The Mirror’s shares con
MIRROR EDITOR Piers Morgan is engulfed in a scandal after being accused of trying to make a quick profit through dodgy share dealing. Morgan bought 20,000 worth of shares in a company that the Mirror’s “City Slickers” financial columnists then tipped readers to buy. The share price doubled the next day, and Morgan stood to make a 20,000 profit. If Morgan knew about the tip in advance he could be charged with insider dealing, which is illegal.
The company whose shares he bought, Viglen Technology, is headed by Alan Sugar. Sugar is a Mirror columnist and a friend of Morgan. Now the stock exchange is conducting an inquiry. Morgan says he is the victim of a smear campaign. Newspaper rivals such as the Rupert-Murdoch-owned Sun and Times have been leading a campaign against Morgan. The Sun has dubbed the scandal “Mirrorgate”. The Piers Morgan scandal has exposed a bigger con. The popular press is encouraging ordinary people to believe they can get rich quick through buying shares.
The Sun launched its shares page, “Sun City”, in January this year. An article in February entitled “Sky Rockets” raved about shares in BSkyB, which had reached an all-time high after its expansion into the internet was announced. BSkyB is owned by Murdoch’s News International corporation which Sun editor David Yelland has share options in. Richard Branson’s Virgin Group has also been stoking the shares frenzy with an advertising campaign telling us we are all capitalists. But many experts feel the share bubble may be about to burst.
An article in the bosses’ Economist magazine recently warned of the danger of boom turning to bust, saying, “All over the world the shares people want to buy are mostly ones that appeal to hope and imagination.” It concludes, “Don’t bet on this fairytale having a happy ending.” Even the US’s top banker, Alan Greenspan, has said he believes a stock market crash is due.
Always frenzy before stock market crash
A FRENZY of share buying before a spectacular collapse has been typical of previous stock market crashes. People with little money are sucked into the market just as the boom is due for a fall. The big players, who are more experienced, get out fast while millions of losers are left to pick up the tab. In 1929 experts predicted that the share boom in the US would go on forever.

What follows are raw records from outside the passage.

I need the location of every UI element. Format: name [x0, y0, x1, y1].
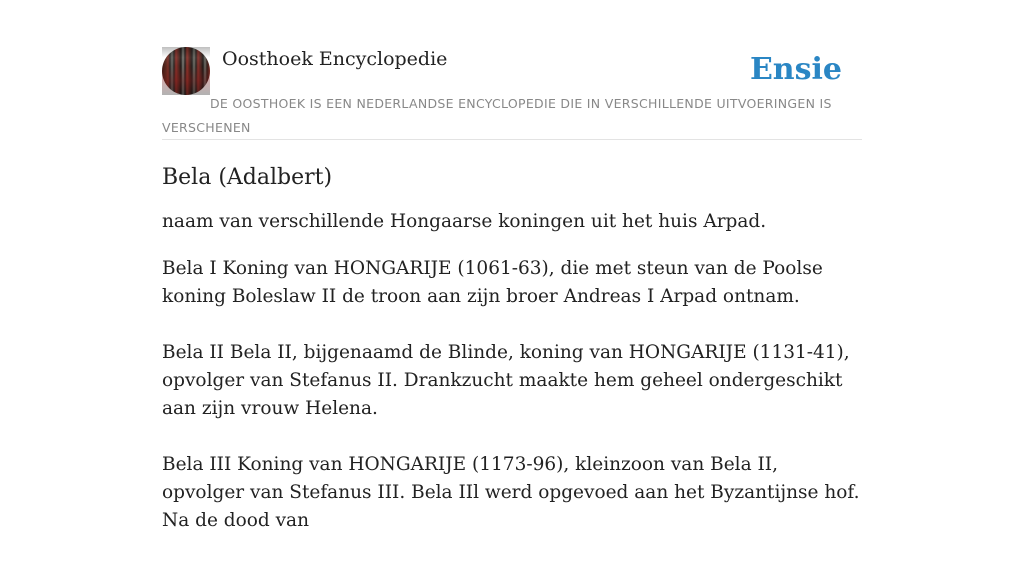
ensie-logo[interactable]: Ensie	[749, 52, 842, 87]
article-paragraph-bela-ii: Bela II Bela II, bijgenaamd de Blinde, koning van HONGARIJE (1131-41), opvolger van Stefanus II. Drankzucht maakte hem geheel ondergeschikt aan zijn vrouw Helena.	[162, 342, 850, 419]
encyclopedia-books-icon[interactable]	[162, 47, 210, 95]
article-paragraph-bela-i: Bela I Koning van HONGARIJE (1061-63), die met steun van de Poolse koning Boleslaw II de troon aan zijn broer Andreas I Arpad ontnam.	[162, 258, 823, 307]
article-title: Bela (Adalbert)	[162, 165, 333, 190]
site-header	[162, 47, 862, 140]
article	[162, 160, 862, 563]
article-intro: naam van verschillende Hongaarse koningen uit het huis Arpad.	[162, 211, 767, 232]
site-name-link[interactable]: Oosthoek Encyclopedie	[222, 48, 448, 70]
article-paragraph-bela-iii: Bela III Koning van HONGARIJE (1173-96), kleinzoon van Bela II, opvolger van Stefanus III. Bela IIl werd opgevoed aan het Byzantijnse hof. Na de dood van	[162, 454, 860, 531]
site-tagline: DE OOSTHOEK IS EEN NEDERLANDSE ENCYCLOPEDIE DIE IN VERSCHILLENDE UITVOERINGEN IS VERSCHENEN	[162, 96, 832, 135]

In June 1929 John J Rakob, General Motors boss and a big player in the Democratic Party, said, in similar fashion to Richard Branson, that “everybody” could be “rich” if they put $15 into stocks and shares. Four months later the stock exchange crashed. It wiped out the savings of millions of people and brought destitution. More recently, the Tories promoted the buying of shares in the industries they had newly privatised.
There were huge advertising campaigns for companies like British Gas, BT and British Petroleum, which were sold off between 1979 and 1992. Then in October 1987 there was a worldwide stock exchange meltdown. The bankers and the rich were stunned by the crisis. But the crash hit ordinary people far harder.
The Tory privatisations left fewer ordinary people owning shares in 1992 than in 1979. The top 20 fund managers at companies such as Mercury Asset Management and Prudential control over a third of the total stock market today. The majority of ordinary people who own shares today have very few of them. Many got them when building societies became banks. But the richest 5 percent, people on over 100,000 a year, own over 90 percent of all shares. They can hope to be winners on the stock market, not the ordinary people who can be conned into hoping for easy money only to get burned.